LEGEND JERRY

Currently interested in hyperspectral imaging & NeRFs.

The World is Caught in a Pascal Scam


Beware of what I call Pascal’s scams: movements or belief systems that ask you to hope for or worry about very improbable outcomes that could have very large positive or negative consequences. (The name comes of course from the infinite-reward Wager proposed by Pascal: these days the large-but-finite versions are far more pernicious).  Naive expected value reasoning implies that they are worth the effort: if the odds are 1 in 1,000 that I could win $1 billion, and I am risk and time neutral, then I should expend up to nearly $1 million dollars worth of effort to gain this boon.

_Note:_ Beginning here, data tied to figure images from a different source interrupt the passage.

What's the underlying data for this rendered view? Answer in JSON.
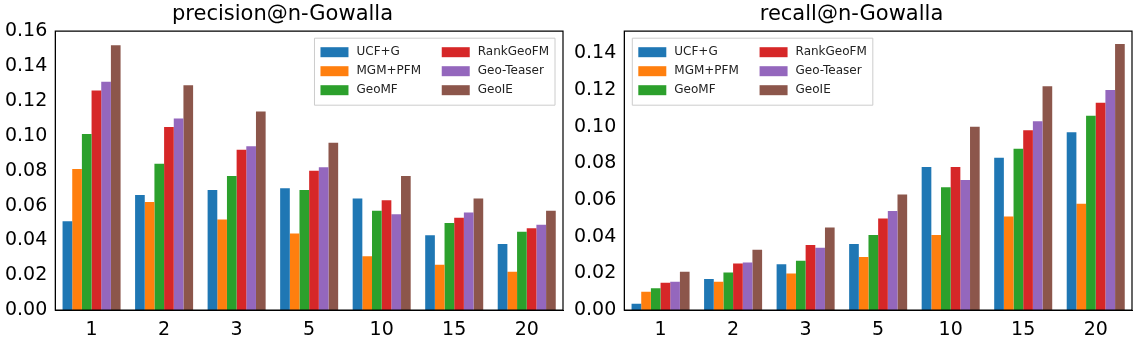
{
  "chart_data": [
    {
      "type": "bar",
      "title": "precision@n-Gowalla",
      "categories": [
        "1",
        "2",
        "3",
        "5",
        "10",
        "15",
        "20"
      ],
      "ylim": [
        0,
        0.16
      ],
      "yticks": [
        {
          "value": 0,
          "label": "0.00"
        },
        {
          "value": 0.02,
          "label": "0.02"
        },
        {
          "value": 0.04,
          "label": "0.04"
        },
        {
          "value": 0.06,
          "label": "0.06"
        },
        {
          "value": 0.08,
          "label": "0.08"
        },
        {
          "value": 0.1,
          "label": "0.10"
        },
        {
          "value": 0.12,
          "label": "0.12"
        },
        {
          "value": 0.14,
          "label": "0.14"
        },
        {
          "value": 0.16,
          "label": "0.16"
        }
      ],
      "grid": false,
      "legend": "top right",
      "series": [
        {
          "name": "UCF+G",
          "color": "#1f77b4",
          "values": [
            0.051,
            0.066,
            0.069,
            0.07,
            0.064,
            0.043,
            0.038
          ]
        },
        {
          "name": "MGM+PFM",
          "color": "#ff7f0e",
          "values": [
            0.081,
            0.062,
            0.052,
            0.044,
            0.031,
            0.026,
            0.022
          ]
        },
        {
          "name": "GeoMF",
          "color": "#2ca02c",
          "values": [
            0.101,
            0.084,
            0.077,
            0.069,
            0.057,
            0.05,
            0.045
          ]
        },
        {
          "name": "RankGeoFM",
          "color": "#d62728",
          "values": [
            0.126,
            0.105,
            0.092,
            0.08,
            0.063,
            0.053,
            0.047
          ]
        },
        {
          "name": "Geo-Teaser",
          "color": "#9467bd",
          "values": [
            0.131,
            0.11,
            0.094,
            0.082,
            0.055,
            0.056,
            0.049
          ]
        },
        {
          "name": "GeoIE",
          "color": "#8c564b",
          "values": [
            0.152,
            0.129,
            0.114,
            0.096,
            0.077,
            0.064,
            0.057
          ]
        }
      ]
    },
    {
      "type": "bar",
      "title": "recall@n-Gowalla",
      "categories": [
        "1",
        "2",
        "3",
        "5",
        "10",
        "15",
        "20"
      ],
      "ylim": [
        0,
        0.152
      ],
      "yticks": [
        {
          "value": 0,
          "label": "0.00"
        },
        {
          "value": 0.02,
          "label": "0.02"
        },
        {
          "value": 0.04,
          "label": "0.04"
        },
        {
          "value": 0.06,
          "label": "0.06"
        },
        {
          "value": 0.08,
          "label": "0.08"
        },
        {
          "value": 0.1,
          "label": "0.10"
        },
        {
          "value": 0.12,
          "label": "0.12"
        },
        {
          "value": 0.14,
          "label": "0.14"
        }
      ],
      "grid": false,
      "legend": "top left",
      "series": [
        {
          "name": "UCF+G",
          "color": "#1f77b4",
          "values": [
            0.0035,
            0.017,
            0.025,
            0.036,
            0.078,
            0.083,
            0.097
          ]
        },
        {
          "name": "MGM+PFM",
          "color": "#ff7f0e",
          "values": [
            0.01,
            0.0155,
            0.02,
            0.029,
            0.041,
            0.051,
            0.058
          ]
        },
        {
          "name": "GeoMF",
          "color": "#2ca02c",
          "values": [
            0.012,
            0.0205,
            0.027,
            0.041,
            0.067,
            0.088,
            0.106
          ]
        },
        {
          "name": "RankGeoFM",
          "color": "#d62728",
          "values": [
            0.015,
            0.0255,
            0.0355,
            0.05,
            0.078,
            0.098,
            0.113
          ]
        },
        {
          "name": "Geo-Teaser",
          "color": "#9467bd",
          "values": [
            0.0155,
            0.026,
            0.034,
            0.054,
            0.071,
            0.103,
            0.12
          ]
        },
        {
          "name": "GeoIE",
          "color": "#8c564b",
          "values": [
            0.021,
            0.033,
            0.045,
            0.063,
            0.1,
            0.122,
            0.145
          ]
        }
      ]
    }
  ]
}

The problems with these beliefs tend to be at least threefold, all stemming from the general uncertainty, i.e. the poor information or lack of information, from which we abstracted the low probability estimate in the first place: because in the messy real world the low probability estimate is almost always due to low or poor evidence rather than being a lottery with well-defined odds:

 

(1) there is usually no feasible way to distinguish between the very improbable (say, 1 in 1,000) and the extremely improbable (e.g., one in a billion). Poor evidence leads to what James Franklin calls “low-weight probabilities”, which lack robustness to new evidence. When the evidence is poor, and thus robustness of probabilities is lacking, then it is likely that “a small amount of further evidence would substantially change the probability. ”  This new evidence is as likely to decrease the probability by a factor of X as increase it by a factor of X, and the poorer the original evidence, the greater X is.  (Indeed, given the nature of human imagination and bias, it is more likely to decrease it, for reasons described below).

 

(2) the uncertainties about the diversity and magnitudes of possible consequences, not just their probabilities, are also likely to be extremely high. Indeed, due to the overall poor information, it’s easy to overlook negative consequences and recognize only positive ones, or vice-versa. The very acts you take to make it into utopia or avoid dystopia could easily send you to dystopia or make the dystopia worse.

 

(3) The “unknown unknown” nature of the most uncertainty leads to unfalsifiablity: proponents of the proposition can’t propose a clear experiment that would greatly lower the probability or magnitude of consequences of their proposition: or at least, such an experiment would be far too expensive to actually be run, or cannot be conducted until after the time which the believers have already decided that the long-odds bet is rational. So not only is there poor information in a Pascal scam, but in the more pernicious beliefs there is little ability to improve the information.

 

The biggest problem with these schemes is that, the closer to infinitesimal probability, and thus usually to infinitesimal quality or quantity of evidence, one gets, the closer to infinity the possible extreme-consequence schemes one can dream up,  Once some enterprising memetic innovator dreams up a Pascal’s scam, the probabilities or consequences of these possible futures can be greatly exaggerated yet still seem plausible. “Yes, but what if?” the carrier of such a mind-virus incessantly demands.

Furthermore, since more than a few disasters are indeed low probability events (e.g. 9/11), the plausibility and importance of dealing with such risks seems to grow in importance after they occur — the occurrence of one improbable disaster leads to paranoia about a large number of others, and similarly for fortuitous windfalls and hopes.

Humanity can dream up a near-infinity of Pascal’s scams, or spend a near-infinity of time fruitlessly worrying about them or hoping for them. There are however far better ways to spend one’s time — for example in thinking about what has actually happened in the real world, rather than the vast number of things that might happen in the future but quite probably won’t, or will likely cause consequences very differently than you expect.

 

So how should we approach low probability hypotheses with potential high value (negative or positive) outcomes?  Franklin et. al. suggest that “[t]he strongly quantitative style of education in statistics, valuable as it is, can lead to a neglect of the more qualitative, logical, legal and causal perspectives needed to understand data intelligently. That is especially so in extreme risk analysis, where there is a lack of large data sets to ground solidly quantitative conclusions, and correspondingly a need to supplement the data with outside information and with argument on individual data points.”

 

On the above quoted points I agree with Franklin, and add a more blunt suggestion: stop throwing around long odds and dreaming of big consequences as if you are onto something profound.  If you can’t gather the information needed to reduce the uncertainties, and if you can’t suggest experiments to make the hope or worry falsifiable, stop nightmaring or daydreaming already. Also, shut up and stop trying to convince the rest of us to join you in wasting our time hoping or worrying about these fantasies.

Try spending more time learning about what has actually happened in the real world.  That study, too, has its uncertainties, but they are up to infinitely smaller.